Чинуа Ачебе - Человек из народа
Я долго бродил по городу, стараясь держаться освещенных улиц. Предрассветный туман мелкими каплями оседал на моих волосах, холодил мой пылающий лоб, и гнев мой тоже остывал. Скоро у меня потекло из носа, и, так как я не захватил с собой носового платка, я высморкался пальцами. Мало-помалу в голове у меня начало проясняться, и я вернулся к действительности. Город просыпался. Мне встретился ассенизатор, он нес на голове бачок с нечистотами. Верхнюю часть его лица закрывала помятая фетровая шляпа, низко надвинутая на лоб, а нос и рот были по-гангстерски повязаны черным платком. Прямо на тротуарах, под маркизами роскошных магазинов спали нищие. Возле урны сидел сумасшедший – он считал ее своей собственностью и неусыпно охранял. Первые автобусы, еще пустые, обгоняли меня. Около шести погасли уличные фонари. Я вбирал в себя эти впечатления вместе со свежим утренним воздухом. Может показаться странным, что человек с такой тяжестью на душе способен обращать внимание на всякие пустяки, совсем как в пословице: на голове несешь слона, а ногой нащупываешь в траве кузнечика. Но видно, так уж устроен человек. Ни одна мысль, как бы значительна она ни была, не может полностью вытеснить другие.
Возвращаясь обратно, я тщетно пытался подобрать слова, которые я должен сказать Нанге. Что до Элси, мне следовало знать, что она самая обыкновенная потаскушка, и чем меньше о ней говорить, тем лучше.
Когда я свернул на улицу, где стоял особняк Нанги, я увидел его у ворот: он явно поджидал меня. Он смотрел в противоположную сторону и не сразу меня заметил. Моим первым побуждением было повернуть назад. Но я тут же овладел собой, да и он оглянулся, увидел меня и пошел навстречу.
– Где ты пропадал, Одили? – спросил он. – Мы… я вот уже сколько времени ищу тебя, еще немного, и позвонил бы в полицию.
– Я не желаю с вами разговаривать, – сказал я.
– Что такое?! Час от часу не легче!

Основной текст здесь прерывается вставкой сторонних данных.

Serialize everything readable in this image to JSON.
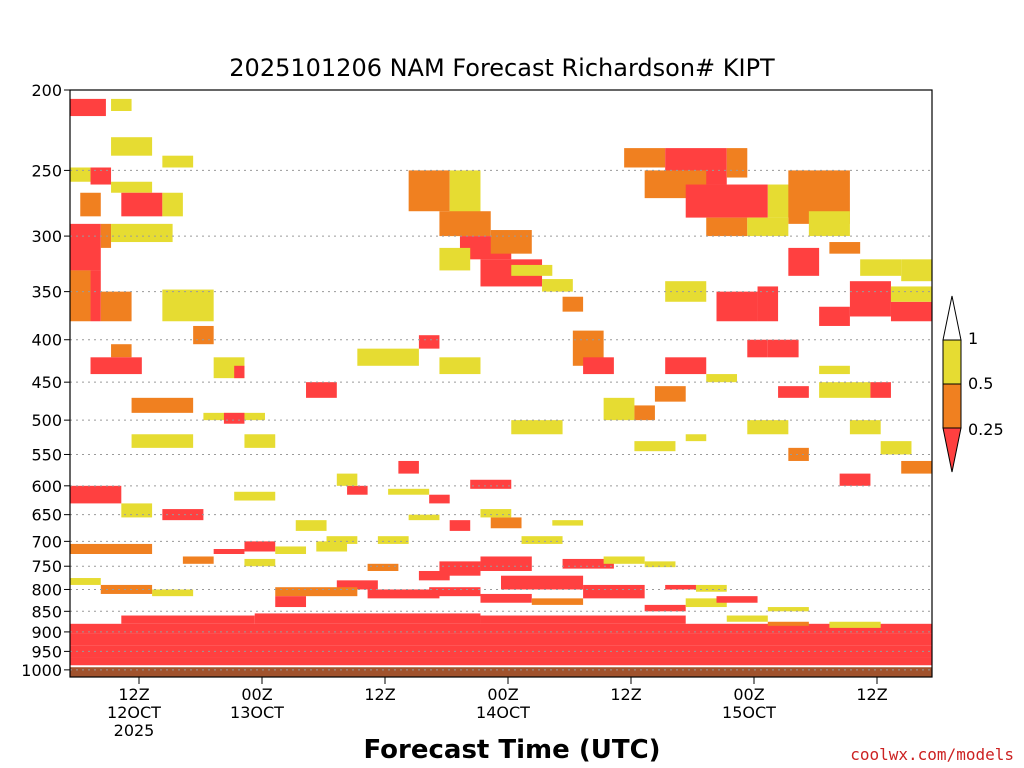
{
  "chart_data": {
    "type": "heatmap",
    "title": "2025101206 NAM Forecast Richardson# KIPT",
    "xlabel": "Forecast Time (UTC)",
    "ylabel": "",
    "credit": "coolwx.com/models",
    "y_ticks": [
      "200",
      "250",
      "300",
      "350",
      "400",
      "450",
      "500",
      "550",
      "600",
      "650",
      "700",
      "750",
      "800",
      "850",
      "900",
      "950",
      "1000"
    ],
    "x_ticks": [
      {
        "l1": "12Z",
        "l2": "12OCT",
        "l3": "2025"
      },
      {
        "l1": "00Z",
        "l2": "13OCT",
        "l3": ""
      },
      {
        "l1": "12Z",
        "l2": "",
        "l3": ""
      },
      {
        "l1": "00Z",
        "l2": "14OCT",
        "l3": ""
      },
      {
        "l1": "12Z",
        "l2": "",
        "l3": ""
      },
      {
        "l1": "00Z",
        "l2": "15OCT",
        "l3": ""
      },
      {
        "l1": "12Z",
        "l2": "",
        "l3": ""
      }
    ],
    "legend": {
      "labels": [
        "1",
        "0.5",
        "0.25"
      ],
      "placement": "right"
    },
    "colors": {
      "low": "#ff4040",
      "mid": "#f08020",
      "high": "#e6dc32",
      "ground": "#a0522d"
    },
    "y_scale": "log",
    "y_range": [
      1020,
      200
    ],
    "x_range_hours": [
      0,
      84
    ],
    "cells": [
      [
        0,
        205,
        3.5,
        215,
        "low"
      ],
      [
        4,
        205,
        6,
        212,
        "high"
      ],
      [
        4,
        228,
        8,
        240,
        "high"
      ],
      [
        9,
        240,
        12,
        248,
        "high"
      ],
      [
        0,
        248,
        2,
        258,
        "high"
      ],
      [
        2,
        248,
        4,
        260,
        "low"
      ],
      [
        4,
        258,
        8,
        266,
        "high"
      ],
      [
        1,
        266,
        3,
        284,
        "mid"
      ],
      [
        5,
        266,
        9,
        284,
        "low"
      ],
      [
        9,
        266,
        11,
        284,
        "high"
      ],
      [
        0,
        290,
        3,
        330,
        "low"
      ],
      [
        3,
        290,
        4,
        310,
        "mid"
      ],
      [
        4,
        290,
        10,
        305,
        "high"
      ],
      [
        0,
        330,
        2,
        380,
        "mid"
      ],
      [
        2,
        330,
        3,
        380,
        "low"
      ],
      [
        3,
        350,
        6,
        380,
        "mid"
      ],
      [
        9,
        348,
        14,
        380,
        "high"
      ],
      [
        12,
        385,
        14,
        405,
        "mid"
      ],
      [
        4,
        405,
        6,
        420,
        "mid"
      ],
      [
        2,
        420,
        7,
        440,
        "low"
      ],
      [
        14,
        420,
        17,
        445,
        "high"
      ],
      [
        16,
        430,
        17,
        445,
        "low"
      ],
      [
        23,
        450,
        26,
        470,
        "low"
      ],
      [
        6,
        470,
        12,
        490,
        "mid"
      ],
      [
        13,
        490,
        19,
        500,
        "high"
      ],
      [
        15,
        490,
        17,
        505,
        "low"
      ],
      [
        6,
        520,
        12,
        540,
        "high"
      ],
      [
        17,
        520,
        20,
        540,
        "high"
      ],
      [
        0,
        600,
        5,
        630,
        "low"
      ],
      [
        5,
        630,
        8,
        655,
        "high"
      ],
      [
        9,
        640,
        13,
        660,
        "low"
      ],
      [
        0,
        705,
        8,
        725,
        "mid"
      ],
      [
        17,
        700,
        20,
        720,
        "low"
      ],
      [
        24,
        700,
        27,
        720,
        "high"
      ],
      [
        22,
        660,
        25,
        680,
        "high"
      ],
      [
        33,
        250,
        37,
        280,
        "mid"
      ],
      [
        37,
        250,
        40,
        300,
        "high"
      ],
      [
        36,
        280,
        41,
        300,
        "mid"
      ],
      [
        38,
        300,
        43,
        320,
        "low"
      ],
      [
        40,
        320,
        46,
        345,
        "low"
      ],
      [
        36,
        310,
        39,
        330,
        "high"
      ],
      [
        34,
        395,
        36,
        410,
        "low"
      ],
      [
        41,
        295,
        45,
        315,
        "mid"
      ],
      [
        43,
        325,
        47,
        335,
        "high"
      ],
      [
        46,
        338,
        49,
        350,
        "high"
      ],
      [
        48,
        355,
        50,
        370,
        "mid"
      ],
      [
        49,
        390,
        52,
        430,
        "mid"
      ],
      [
        50,
        420,
        53,
        440,
        "low"
      ],
      [
        52,
        470,
        55,
        500,
        "high"
      ],
      [
        55,
        480,
        57,
        500,
        "mid"
      ],
      [
        55,
        530,
        59,
        545,
        "high"
      ],
      [
        43,
        500,
        48,
        520,
        "high"
      ],
      [
        36,
        420,
        40,
        440,
        "high"
      ],
      [
        28,
        410,
        34,
        430,
        "high"
      ],
      [
        54,
        235,
        58,
        248,
        "mid"
      ],
      [
        58,
        235,
        64,
        260,
        "low"
      ],
      [
        64,
        235,
        66,
        255,
        "mid"
      ],
      [
        56,
        250,
        62,
        270,
        "mid"
      ],
      [
        60,
        260,
        68,
        285,
        "low"
      ],
      [
        68,
        260,
        72,
        285,
        "high"
      ],
      [
        70,
        250,
        76,
        290,
        "mid"
      ],
      [
        62,
        285,
        66,
        300,
        "mid"
      ],
      [
        66,
        285,
        70,
        300,
        "high"
      ],
      [
        72,
        280,
        76,
        300,
        "high"
      ],
      [
        74,
        305,
        77,
        315,
        "mid"
      ],
      [
        70,
        310,
        73,
        335,
        "low"
      ],
      [
        63,
        350,
        67,
        380,
        "low"
      ],
      [
        67,
        345,
        69,
        380,
        "low"
      ],
      [
        58,
        340,
        62,
        360,
        "high"
      ],
      [
        76,
        340,
        80,
        375,
        "low"
      ],
      [
        80,
        360,
        84,
        380,
        "low"
      ],
      [
        80,
        345,
        84,
        360,
        "high"
      ],
      [
        73,
        365,
        76,
        385,
        "low"
      ],
      [
        68,
        400,
        71,
        420,
        "low"
      ],
      [
        58,
        420,
        62,
        440,
        "low"
      ],
      [
        62,
        440,
        65,
        450,
        "high"
      ],
      [
        66,
        400,
        68,
        420,
        "low"
      ],
      [
        69,
        455,
        72,
        470,
        "low"
      ],
      [
        57,
        455,
        60,
        475,
        "mid"
      ],
      [
        60,
        520,
        62,
        530,
        "high"
      ],
      [
        66,
        500,
        70,
        520,
        "high"
      ],
      [
        73,
        450,
        78,
        470,
        "high"
      ],
      [
        78,
        450,
        80,
        470,
        "low"
      ],
      [
        79,
        530,
        82,
        550,
        "high"
      ],
      [
        81,
        560,
        84,
        580,
        "mid"
      ],
      [
        75,
        580,
        78,
        600,
        "low"
      ],
      [
        70,
        540,
        72,
        560,
        "mid"
      ],
      [
        76,
        500,
        79,
        520,
        "high"
      ],
      [
        77,
        320,
        81,
        335,
        "high"
      ],
      [
        81,
        320,
        84,
        340,
        "high"
      ],
      [
        73,
        430,
        76,
        440,
        "high"
      ],
      [
        36,
        740,
        40,
        770,
        "low"
      ],
      [
        40,
        730,
        45,
        760,
        "low"
      ],
      [
        42,
        770,
        50,
        800,
        "low"
      ],
      [
        50,
        790,
        56,
        820,
        "low"
      ],
      [
        34,
        760,
        37,
        780,
        "low"
      ],
      [
        29,
        800,
        36,
        820,
        "low"
      ],
      [
        26,
        780,
        30,
        800,
        "low"
      ],
      [
        20,
        795,
        28,
        815,
        "mid"
      ],
      [
        20,
        815,
        23,
        840,
        "low"
      ],
      [
        35,
        795,
        40,
        815,
        "low"
      ],
      [
        40,
        810,
        45,
        830,
        "low"
      ],
      [
        45,
        820,
        50,
        835,
        "mid"
      ],
      [
        56,
        835,
        60,
        850,
        "low"
      ],
      [
        60,
        820,
        64,
        840,
        "high"
      ],
      [
        58,
        790,
        61,
        800,
        "low"
      ],
      [
        61,
        790,
        64,
        805,
        "high"
      ],
      [
        64,
        860,
        68,
        875,
        "high"
      ],
      [
        68,
        875,
        72,
        885,
        "mid"
      ],
      [
        74,
        875,
        79,
        890,
        "high"
      ],
      [
        8,
        800,
        12,
        815,
        "high"
      ],
      [
        3,
        790,
        8,
        810,
        "mid"
      ],
      [
        0,
        775,
        3,
        790,
        "high"
      ],
      [
        44,
        690,
        48,
        705,
        "high"
      ],
      [
        48,
        735,
        53,
        755,
        "low"
      ],
      [
        52,
        730,
        56,
        745,
        "high"
      ],
      [
        56,
        740,
        59,
        752,
        "high"
      ],
      [
        29,
        745,
        32,
        760,
        "mid"
      ],
      [
        30,
        690,
        33,
        705,
        "high"
      ],
      [
        25,
        690,
        28,
        705,
        "high"
      ],
      [
        33,
        650,
        36,
        660,
        "high"
      ],
      [
        47,
        660,
        50,
        670,
        "high"
      ],
      [
        41,
        655,
        44,
        675,
        "mid"
      ],
      [
        40,
        640,
        43,
        655,
        "high"
      ],
      [
        37,
        660,
        39,
        680,
        "low"
      ],
      [
        11,
        730,
        14,
        745,
        "mid"
      ],
      [
        17,
        735,
        20,
        750,
        "high"
      ],
      [
        14,
        715,
        17,
        725,
        "low"
      ],
      [
        20,
        710,
        23,
        725,
        "high"
      ],
      [
        32,
        560,
        34,
        580,
        "low"
      ],
      [
        27,
        600,
        29,
        615,
        "low"
      ],
      [
        26,
        580,
        28,
        600,
        "high"
      ],
      [
        35,
        615,
        37,
        630,
        "low"
      ],
      [
        31,
        605,
        35,
        615,
        "high"
      ],
      [
        16,
        610,
        20,
        625,
        "high"
      ],
      [
        39,
        590,
        43,
        605,
        "low"
      ],
      [
        63,
        815,
        67,
        830,
        "low"
      ],
      [
        68,
        840,
        72,
        850,
        "high"
      ]
    ],
    "bands": [
      [
        0,
        880,
        84,
        905,
        "low"
      ],
      [
        0,
        905,
        84,
        935,
        "low"
      ],
      [
        0,
        935,
        84,
        965,
        "low"
      ],
      [
        0,
        965,
        84,
        990,
        "low"
      ],
      [
        18,
        855,
        40,
        880,
        "low"
      ],
      [
        40,
        860,
        60,
        880,
        "low"
      ],
      [
        5,
        860,
        18,
        880,
        "low"
      ]
    ]
  }
}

Что случилось, Одили?
– Я уже сказал, что не желаю с вами разговаривать, – ответил я холодно.
– Чудеса, да и только! Уж не из-за девчонки ли ты? Но ведь ты сам мне сказал, что между вами нет ничего серьезного. Я затем и спрашивал тебя, чтобы не было недоразумений… Я думал, ты устал и лег спать.
– Послушайте, мистер Нанга, уважайте хотя бы самого себя. Не испытывайте моего терпения, если не хотите, чтобы наши имена попали в газеты.
Даже для меня самого это прозвучало дико. А Нанга был просто ошеломлен, в особенности когда я назвал его «мистер».
– На этот раз ваша взяла, – продолжал я, – но хорошо смеется тот, кто смеется последний. Я вам этого не забуду.
Когда я подошел к дому, я увидел Элси: она стояла в дверях, скрестив руки на груди. Завидев меня, она поспешно скрылась.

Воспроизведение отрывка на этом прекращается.